O vice-presidente do Partido Socialista Unido da Venezuela (PSUV), no Governo, disse na terça-feira que a Constituição tem de ser respeitada e não se realizará o referendo pedido pela oposição para destituir o Presidente Nicolas Maduro.

"Temos de fazer respeitar a Constituição. Há um regulamento do Conselho Nacional Eleitoral que eles [oposição] insultam quando querem", disse Tareck El Aissami, que é também governador do estado de Arágua, durante uma cerimónia pública.
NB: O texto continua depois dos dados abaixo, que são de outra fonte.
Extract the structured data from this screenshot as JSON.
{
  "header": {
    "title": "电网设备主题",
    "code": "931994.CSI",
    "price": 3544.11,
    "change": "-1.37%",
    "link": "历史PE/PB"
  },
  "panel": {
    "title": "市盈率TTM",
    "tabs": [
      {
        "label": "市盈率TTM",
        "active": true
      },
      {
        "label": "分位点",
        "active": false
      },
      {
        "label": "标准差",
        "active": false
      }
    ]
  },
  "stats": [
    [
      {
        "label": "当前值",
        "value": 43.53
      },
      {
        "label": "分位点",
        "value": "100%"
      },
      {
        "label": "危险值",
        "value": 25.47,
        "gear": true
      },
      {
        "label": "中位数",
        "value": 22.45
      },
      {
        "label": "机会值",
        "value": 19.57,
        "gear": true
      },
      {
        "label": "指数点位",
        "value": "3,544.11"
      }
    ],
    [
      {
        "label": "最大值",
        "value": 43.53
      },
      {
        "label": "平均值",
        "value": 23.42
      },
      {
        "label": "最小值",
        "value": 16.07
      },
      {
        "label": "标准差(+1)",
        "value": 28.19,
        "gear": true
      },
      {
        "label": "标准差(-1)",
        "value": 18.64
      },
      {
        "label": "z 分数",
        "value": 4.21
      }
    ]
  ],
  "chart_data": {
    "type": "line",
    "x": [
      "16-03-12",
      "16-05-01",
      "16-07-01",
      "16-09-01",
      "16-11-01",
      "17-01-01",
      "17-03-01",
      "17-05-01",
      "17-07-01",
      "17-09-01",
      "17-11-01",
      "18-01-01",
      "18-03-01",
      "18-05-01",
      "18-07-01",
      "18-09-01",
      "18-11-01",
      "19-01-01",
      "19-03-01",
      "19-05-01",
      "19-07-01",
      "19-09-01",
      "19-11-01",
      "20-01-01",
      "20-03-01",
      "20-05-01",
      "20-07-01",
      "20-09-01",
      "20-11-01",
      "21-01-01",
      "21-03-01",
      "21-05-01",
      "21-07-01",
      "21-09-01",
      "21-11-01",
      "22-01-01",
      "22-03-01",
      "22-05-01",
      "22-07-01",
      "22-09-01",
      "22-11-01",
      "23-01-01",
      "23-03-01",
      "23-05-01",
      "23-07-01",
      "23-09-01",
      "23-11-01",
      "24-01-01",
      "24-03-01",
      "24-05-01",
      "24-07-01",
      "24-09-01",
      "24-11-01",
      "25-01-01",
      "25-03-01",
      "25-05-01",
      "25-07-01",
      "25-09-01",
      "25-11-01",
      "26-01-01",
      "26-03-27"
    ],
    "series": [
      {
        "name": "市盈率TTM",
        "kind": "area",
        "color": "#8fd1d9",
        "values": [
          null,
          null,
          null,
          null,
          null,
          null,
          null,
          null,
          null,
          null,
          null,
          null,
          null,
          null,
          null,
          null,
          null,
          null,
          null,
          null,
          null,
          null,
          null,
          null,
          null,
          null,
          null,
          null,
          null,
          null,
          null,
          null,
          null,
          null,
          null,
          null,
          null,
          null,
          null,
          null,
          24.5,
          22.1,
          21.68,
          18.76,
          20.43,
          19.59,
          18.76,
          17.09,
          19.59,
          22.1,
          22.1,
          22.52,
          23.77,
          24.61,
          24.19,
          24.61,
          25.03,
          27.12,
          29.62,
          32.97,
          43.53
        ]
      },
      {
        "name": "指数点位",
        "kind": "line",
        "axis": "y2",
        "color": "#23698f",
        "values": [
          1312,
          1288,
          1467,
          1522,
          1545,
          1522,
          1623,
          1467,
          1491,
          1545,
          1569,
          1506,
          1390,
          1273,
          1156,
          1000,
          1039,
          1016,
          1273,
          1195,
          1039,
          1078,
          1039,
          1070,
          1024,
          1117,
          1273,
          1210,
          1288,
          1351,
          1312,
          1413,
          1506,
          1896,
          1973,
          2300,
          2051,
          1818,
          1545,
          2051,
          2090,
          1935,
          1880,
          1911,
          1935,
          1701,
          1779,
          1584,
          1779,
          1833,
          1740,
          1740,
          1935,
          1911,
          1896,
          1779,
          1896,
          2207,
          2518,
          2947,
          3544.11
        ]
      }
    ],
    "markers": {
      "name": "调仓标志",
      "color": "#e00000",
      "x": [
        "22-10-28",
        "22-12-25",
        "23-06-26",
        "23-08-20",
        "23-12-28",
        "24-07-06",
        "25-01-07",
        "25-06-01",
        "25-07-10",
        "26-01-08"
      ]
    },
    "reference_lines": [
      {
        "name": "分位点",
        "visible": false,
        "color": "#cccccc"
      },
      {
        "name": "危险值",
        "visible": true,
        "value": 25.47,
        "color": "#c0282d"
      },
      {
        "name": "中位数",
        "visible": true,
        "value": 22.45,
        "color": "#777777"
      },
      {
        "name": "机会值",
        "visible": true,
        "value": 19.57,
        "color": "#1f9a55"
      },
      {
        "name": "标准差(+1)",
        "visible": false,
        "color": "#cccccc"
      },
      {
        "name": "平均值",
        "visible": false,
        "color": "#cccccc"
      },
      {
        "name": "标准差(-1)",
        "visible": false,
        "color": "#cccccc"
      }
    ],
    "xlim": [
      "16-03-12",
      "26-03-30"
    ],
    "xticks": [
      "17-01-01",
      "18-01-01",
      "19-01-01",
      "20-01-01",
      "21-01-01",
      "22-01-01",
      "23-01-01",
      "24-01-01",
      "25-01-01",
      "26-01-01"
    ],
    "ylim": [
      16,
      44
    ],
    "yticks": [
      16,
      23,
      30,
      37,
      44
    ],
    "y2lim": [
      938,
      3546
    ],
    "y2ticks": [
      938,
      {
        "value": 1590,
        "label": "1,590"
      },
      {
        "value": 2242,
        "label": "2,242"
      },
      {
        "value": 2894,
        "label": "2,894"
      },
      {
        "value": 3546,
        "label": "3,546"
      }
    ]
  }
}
Tareck El Aissami disse que a Venezuela passa por "tempos difíceis" e o povo está "desesperado" porque "a direita está a brincar com os métodos mais sujos que se podem usar contra uma nação".

O parlamento venezuelano, onde a oposição tem maioria, rejeitou na terça-feira o estado de exceção e de emergência económica decretado por Nicolás Maduro.

Os deputados consideraram que o estado de exceção “aprofunda a grave alteração da ordem constitucional e democrática que a Venezuela sofre”.

Para os deputados, Nicolás Maduro ignorou a constituição do país ao declarar, na segunda-feira, o “estado de exceção e de emergência económica” em todo o país, por 60 dias.

Henrique Capriles, um dos principais líderes da oposição na Venezuela, pediu ao exército do país para escolher entre a Constituição e o Presidente, depois de o Governo ter reforçado os seus poderes sobre a segurança.